Jocheved awoke on her woven-rope cot after a terrible dream. In the dream she had been in a strange house full of unfamiliar women and men—the women mostly stationary in loose kimonos and wrappers, lounging on moth-eaten divans in an ill-lit parlor, while the men came and went, came and went; though what their purpose was in the house she wasn’t sure. Her father had figured in the dream in a frightful fashion, bursting with an unwonted fury into the parlor where she reclined. The years of sitting vigil in the icehouse and patrolling its frozen merchandise had replaced the marrow of Salo’s bones with rime, leaving his joints stiff and his back as curved as a shepherd’s crook. But in the dream he charged like a bull into the parlor, wielding a crowbar of the type used to pry apart ice cakes, which he swung at the head of a man who was pawing a disheveled Jocheved. Other men assaulted her papa, bloodying him with dirks and blows, since, having dropped the bar in order to lift his daughter, he was now defenseless. In fact, he seemed almost to welcome the knife blades, turning this way and that to receive them, protecting the girl from injury in an improvised waltz. This vision of her papa shielding her as the blood jetted from his wounds seared Jocheved’s brain like a signet in hot wax, the wax losing the vision’s imprint as it seeped into her breast and bowels. She was aware of her lantern-jawed mother hovering over her in their cellar flat, bathing her forehead with a compress and babbling complaints, but this did not seem to be part of the dream. She was also aware of the half-drawn patchwork curtain and beyond it the featherbed, a deflated cloud in its enameled iron frame, on top of which lay the naked body of her father. His ivory-white limbs were chevroned with gashes the size of open mouths, which a gathering of dour men endeavored to stitch closed, swabbing him with sponges dipped in brine. Jocheved thought it curious how her father’s lacerated body had been transported out of a dream and into the cellar crowded with milk churns in cobweb skirts; then having observed as much, she groaned aloud and sought the deeper, dreamless depths of sleep.

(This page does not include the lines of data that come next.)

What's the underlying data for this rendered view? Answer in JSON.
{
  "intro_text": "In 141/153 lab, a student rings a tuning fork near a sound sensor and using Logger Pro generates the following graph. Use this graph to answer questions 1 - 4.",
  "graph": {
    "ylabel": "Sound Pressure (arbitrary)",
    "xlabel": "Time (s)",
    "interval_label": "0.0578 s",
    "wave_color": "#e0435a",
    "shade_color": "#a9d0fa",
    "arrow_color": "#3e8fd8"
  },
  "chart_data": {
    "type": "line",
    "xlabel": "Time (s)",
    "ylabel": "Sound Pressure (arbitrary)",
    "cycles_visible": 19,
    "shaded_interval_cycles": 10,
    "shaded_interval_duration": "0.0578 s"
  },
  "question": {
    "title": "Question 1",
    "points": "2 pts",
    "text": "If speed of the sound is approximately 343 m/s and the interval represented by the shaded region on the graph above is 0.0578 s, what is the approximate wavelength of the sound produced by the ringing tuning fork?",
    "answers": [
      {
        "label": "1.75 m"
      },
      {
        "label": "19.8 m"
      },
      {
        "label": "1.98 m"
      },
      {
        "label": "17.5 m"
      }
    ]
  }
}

When she woke again, her mother was still attending her, wetting her lips and insisting she take a spoonful of barley broth, against which her stomach rebelled. Alongside her mother stood the midwife with her hussar’s mustache, the same old crone who had presided at the girl’s nativity nearly two decades before; but the bed where her father had lain was now empty. Jocheved took this as proof that the bad dream was finally over and she was awake indeed; it was a conclusion corroborated by the ache in her heart and vitals, which yearned for something her murky mind could not name.